Забирать детей было некуда. И кормить тоже было нечем: начинался или уже вовсю разошелся голод.
Голодомор .
У папы была привычка: после обеда он сметал крошки со стола в ладонь и высыпал их в рот. У нас в семье было не принято оставлять недоеденный кусочек хлеба, или остатки еды в тарелке. Если еда оставалась в тарелке, значит кто-то заболел. Хотя часто ели из одной общей большой мыски, и уговаривать кушать никого не надо было: в большой семье еды чаще не хватало. "Вергин, вергин" - говорил папа, когда ели из общей мыски. Я в детстве не знал, что это означает на немецком. Но ложками надо было работать быстро, едоков за столом всегда было много, никто никого не ждал: "вергин, вергин". ("Вергин" - немного искажённое по произношению слово по-немецки "WЭrg ein", "вюрг айн", можно перевести как "глотай", или "давись", т.е. "давись, но глотай".)
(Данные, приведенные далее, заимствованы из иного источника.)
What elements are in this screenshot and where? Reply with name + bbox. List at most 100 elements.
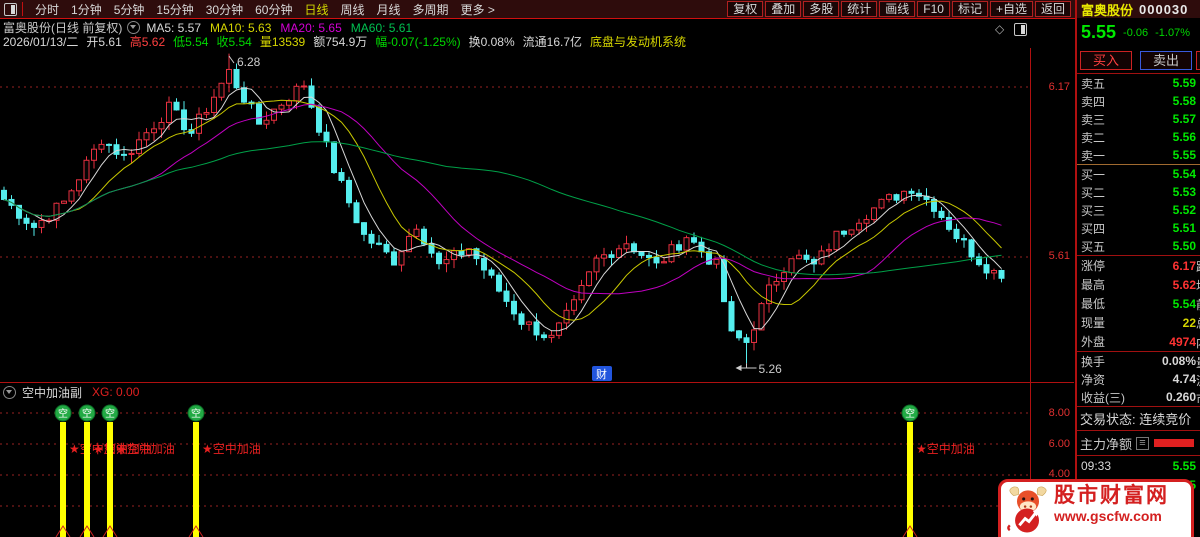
diamond-marker-icon[interactable]: ◇ [995, 23, 1004, 35]
more-trade-button[interactable] [1196, 50, 1200, 70]
stat-row-0-value: 6.17 [1172, 258, 1196, 273]
toolbar-button-0[interactable]: 复权 [727, 1, 764, 17]
high-annotation: 6.28 [237, 55, 261, 69]
ask-row-4-price: 5.55 [1172, 148, 1196, 162]
low-annotation: 5.26 [759, 362, 783, 376]
price-change: -0.06 [1123, 26, 1149, 39]
stat2-row-1-partial: 沪 [1196, 372, 1200, 389]
toolbar-button-3[interactable]: 统计 [841, 1, 878, 17]
signal-bar-4 [907, 422, 913, 537]
stat-row-1: 最高 5.62均 [1077, 275, 1200, 294]
ask-row-1[interactable]: 卖四 5.58 [1077, 92, 1200, 110]
toolbar-button-5[interactable]: F10 [917, 1, 950, 17]
chart-panel-separator [0, 382, 1074, 383]
stat2-row-2-label: 收益(三) [1081, 390, 1125, 405]
period-tab-8[interactable]: 月线 [377, 1, 401, 18]
bid-row-2[interactable]: 买三 5.52 [1077, 201, 1200, 219]
ask-row-0[interactable]: 卖五 5.59 [1077, 74, 1200, 92]
svg-text:空: 空 [191, 407, 201, 420]
period-tab-0[interactable]: 分时 [35, 1, 59, 18]
stat-row-3-label: 现量 [1081, 316, 1106, 330]
stat-row-1-partial: 均 [1196, 277, 1200, 294]
price-axis-label-617: 6.17 [1048, 81, 1070, 93]
toolbar-divider [22, 2, 23, 16]
ask-row-3-price: 5.56 [1172, 130, 1196, 144]
bid-row-3[interactable]: 买四 5.51 [1077, 219, 1200, 237]
tick-row-0: 09:33 5.55 [1077, 456, 1200, 475]
stats-list: 涨停 6.17跌最高 5.62均最低 5.54前现量 22总外盘 4974内 [1077, 256, 1200, 351]
ask-row-4-label: 卖一 [1081, 148, 1106, 163]
period-tab-7[interactable]: 周线 [340, 1, 364, 18]
price-change-pct: -1.07% [1155, 26, 1190, 39]
indicator-axis-label-8: 8.00 [1048, 407, 1070, 419]
chevron-down-icon[interactable] [3, 385, 16, 399]
toolbar-button-7[interactable]: +自选 [989, 1, 1033, 17]
stats-list-2: 换手 0.08%量净资 4.74沪收益(三) 0.260市 [1077, 352, 1200, 406]
stat-row-3: 现量 22总 [1077, 313, 1200, 332]
axis-separator-line [1030, 48, 1031, 537]
signal-bar-3 [193, 422, 199, 537]
period-tab-4[interactable]: 30分钟 [206, 1, 243, 18]
chart-corner-icons: ◇ [995, 23, 1028, 36]
toolbar-buttons: 复权 叠加 多股 统计 画线 F10 标记 +自选 返回 [725, 1, 1075, 17]
stat-row-2-label: 最低 [1081, 297, 1106, 311]
period-tab-6[interactable]: 日线 [304, 1, 328, 18]
indicator-header: 空中加油副 XG: 0.00 [3, 385, 140, 400]
sell-button[interactable]: 卖出 [1140, 50, 1192, 70]
stat2-row-2-partial: 市 [1196, 390, 1200, 407]
toolbar-button-4[interactable]: 画线 [879, 1, 916, 17]
top-toolbar: 分时 1分钟 5分钟 15分钟 30分钟 60分钟 日线 周线 月线 多周期 更多 > 复权 叠加 多股… [0, 0, 1075, 18]
stat-row-4: 外盘 4974内 [1077, 332, 1200, 351]
signal-label-3: ★空中加油 [202, 441, 261, 456]
ask-row-2[interactable]: 卖三 5.57 [1077, 110, 1200, 128]
bid-row-2-label: 买三 [1081, 203, 1106, 218]
toolbar-button-2[interactable]: 多股 [803, 1, 840, 17]
stat2-row-0-label: 换手 [1081, 354, 1106, 369]
bid-row-0[interactable]: 买一 5.54 [1077, 165, 1200, 183]
period-tab-1[interactable]: 1分钟 [71, 1, 102, 18]
stat-row-1-label: 最高 [1081, 278, 1106, 292]
signal-label-4: ★空中加油 [916, 441, 975, 456]
bid-list: 买一 5.54 买二 5.53 买三 5.52 买四 5.51 买五 5.50 [1077, 165, 1200, 255]
buy-button[interactable]: 买入 [1080, 50, 1132, 70]
bid-row-4[interactable]: 买五 5.50 [1077, 237, 1200, 255]
bid-row-4-price: 5.50 [1172, 239, 1196, 253]
toolbar-button-1[interactable]: 叠加 [765, 1, 802, 17]
toolbar-button-6[interactable]: 标记 [951, 1, 988, 17]
bid-row-1[interactable]: 买二 5.53 [1077, 183, 1200, 201]
toolbar-button-8[interactable]: 返回 [1034, 1, 1071, 17]
price-row: 5.55 -0.06 -1.07% [1077, 18, 1200, 47]
daily-stats-line: 2026/01/13/二 开5.61 高5.62 低5.54 收5.54 量13539 额7… [3, 35, 694, 49]
bid-row-3-price: 5.51 [1172, 221, 1196, 235]
price-axis-label-561: 5.61 [1048, 250, 1070, 262]
stat-row-4-partial: 内 [1196, 334, 1200, 351]
stat2-row-2: 收益(三) 0.260市 [1077, 388, 1200, 406]
tick-time-0: 09:33 [1081, 458, 1112, 473]
bid-row-0-price: 5.54 [1172, 167, 1196, 181]
period-tab-3[interactable]: 15分钟 [156, 1, 193, 18]
stat-row-4-label: 外盘 [1081, 335, 1106, 349]
stat2-row-2-value: 0.260 [1165, 390, 1196, 404]
ask-row-1-label: 卖四 [1081, 94, 1106, 109]
main-candlestick-chart[interactable]: 6.28 5.26 财 [0, 48, 1030, 382]
main-flow-row: 主力净额 ≡ [1077, 431, 1200, 455]
ask-row-3[interactable]: 卖二 5.56 [1077, 128, 1200, 146]
panel-maximize-icon[interactable] [1014, 23, 1028, 36]
indicator-chart[interactable]: 空★空中加油空★空中加油空★空中加油空★空中加油空★空中加油 [0, 400, 1030, 537]
stat-row-2-value: 5.54 [1172, 296, 1196, 311]
period-tab-10[interactable]: 更多 > [461, 1, 495, 18]
signal-label-2: ★空中加油 [116, 441, 175, 456]
period-tab-2[interactable]: 5分钟 [114, 1, 145, 18]
ask-row-4[interactable]: 卖一 5.55 [1077, 146, 1200, 164]
detail-list-icon[interactable]: ≡ [1136, 436, 1150, 450]
indicator-xg-value: XG: 0.00 [92, 385, 140, 399]
stat-row-0-partial: 跌 [1196, 258, 1200, 275]
window-layout-icon[interactable] [4, 2, 17, 16]
last-price: 5.55 [1081, 22, 1117, 42]
period-tab-5[interactable]: 60分钟 [255, 1, 292, 18]
stat-row-0: 涨停 6.17跌 [1077, 256, 1200, 275]
period-tab-9[interactable]: 多周期 [413, 1, 449, 18]
trade-status: 交易状态: 连续竞价 [1080, 412, 1192, 427]
ask-row-3-label: 卖二 [1081, 130, 1106, 145]
ask-row-0-label: 卖五 [1081, 76, 1106, 91]
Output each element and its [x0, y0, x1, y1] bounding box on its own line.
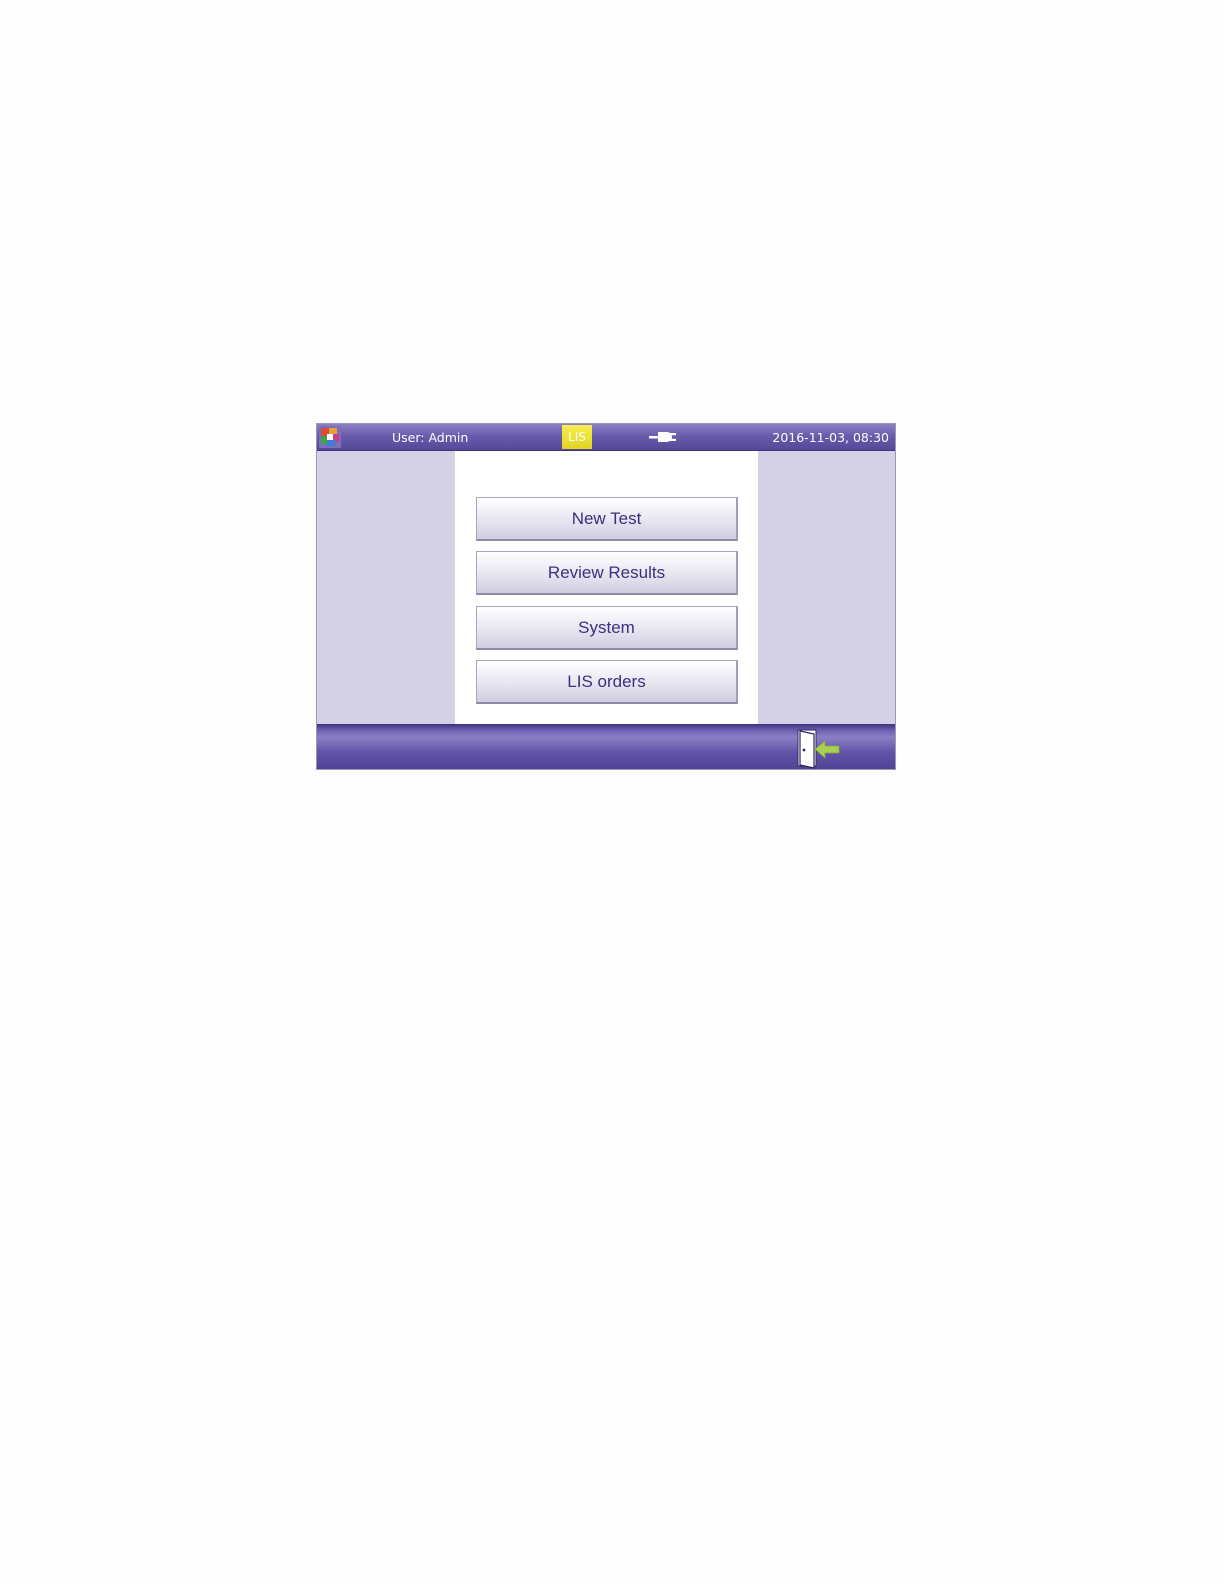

Голодные года навсегда оставили в памяти уважительное отношение к еде. Старшие мои брат и сёстры пережили голодные послевоенные годы. Мы, младшая уральская тройка голода не знали, но от родителей, от всей семьи это отношение к еде перешло и к нам. Это и чувство меры: еды надо брать столько, сколько съешь, не больше.
Папе даже "повезло", он самый голод 30-ых был в ссылке, на севере, где голода не было. Мама немного рассказывала о голоде. Умерших было много. Сосед-старик умер на меже. Как-то раз в дом заскочил голодный мужчина, попросил: "Дайте хоть что-нибудь съесть, хоть соли с водой". Мама рассказывала, люди говорили, что женщина (называла имя) съела своих умерших детей. Но правда это, или наговорили на неё, она сама не знала, даже не очень верила в это. Но такие ужасы в то голодное время были повсеместными. Тяжело было пережить зиму. Когда весной пошла зелень, стало легче: варили суп из крапивы, из лебеды. Всю крапиву в округе оборвали. Мама говорила, что нельзя варить суп из щирицы (научное название амарант): трава с крепким "мясистым" стеблем и широкими листьями, хорошо шла всем животным, а людям от неё было плохо.